The savings plan was scheduled to have been outlined by the end of June, according to commitments made in exchange for the country's second 173 billion bailout plan, but was set back after elections in May and June threw the country in political uncertainty.
Leaders from the three-party coalition government, which emerged from June 17 polls, are set to assess the cutbacks in a meeting next week after mid-level Greek government officials flesh out final details in the coming days.
The flurry of meetings come as Greece races against the clock: the government's cash reserves could run out by the middle of next month, and as revenue collections in the first half of the year show signs of falling short of target. The next 31 billion euro tranche of aid from Greece's euro-zone partners and the IMF--if it is approved--is not expected to be disbursed until September.
At the same time, the country is hoping to convince its euro-zone and IMF partners to extend the country's reforms program by two years until the end of 2016, arguing that a steeper-than-expected recession has made it impossible to stick to the original bailout deal. The extra two years are budgeted to cost Greece's creditors an additional 16 billion to 20 billion euros in funding, something they appear unwilling to consider.
Late Wednesday, the coalition government's three party heads--from the conservative New Democracy, socialist Pasok and small Democratic Left parties--decided that Greece would step up its efforts at renegotiating and easing the bailout terms.
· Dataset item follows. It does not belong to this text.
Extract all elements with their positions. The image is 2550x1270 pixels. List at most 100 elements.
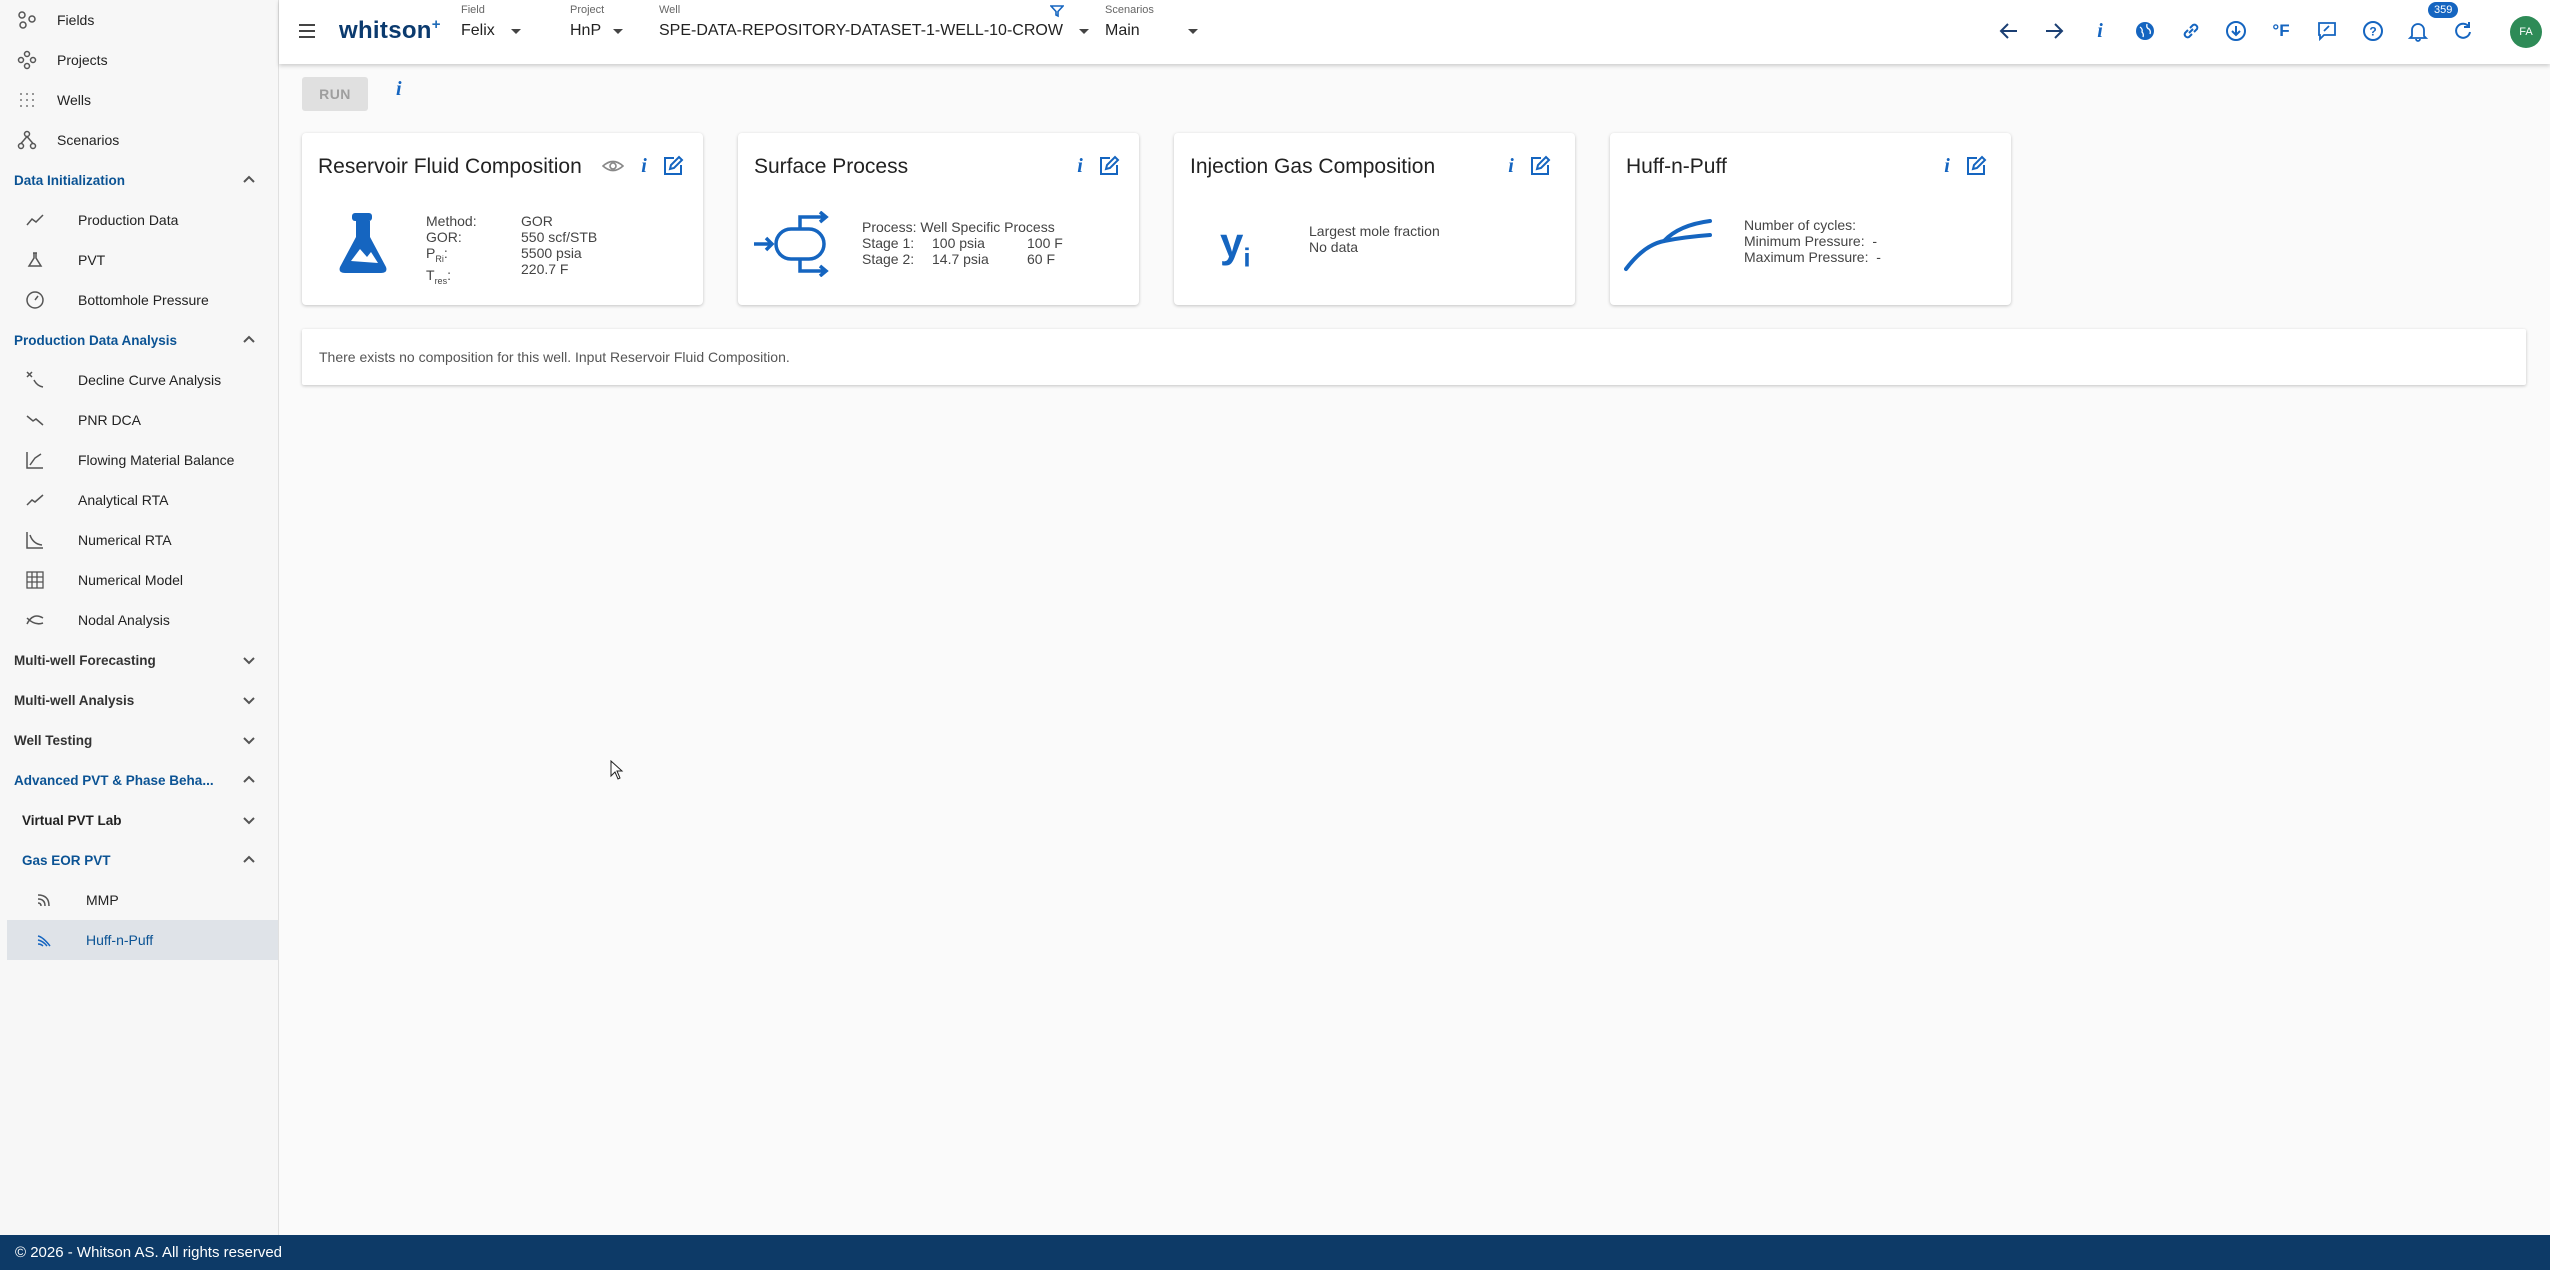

Although it remains undecided when and how Greece will press its case, and whether Athens will make them part and parcel of the upcoming troika talks.
In a bid to restore some of the country's tattered credibility with its international creditors, Greek Finance Minister Yiannis Stournaras said earlier this week that Greece will move ahead with implementing another 3 billion euros of measures for 2012, most of which had been finalized in March.
The previous Greek government had agreed to the belt tightening measures, but the plans were not implemented, leaving the current administration to deliver.
With the economy set to contract by between 6% to 7% this year, according to private sector economists, Greece is aiming to avoid the introduction of further cutbacks for the remainder of this year, that it fears will further weigh on economic activity.
"There is no talk of additional measures for this year," said the government official.
Figures released from the country's statistics office Thursday showed that Greek unemployment rate rose yet again in April to a fresh record high of 22.5% from 22.0% in the previous month. This compares with a jobless rate of 16.2% a year earlier.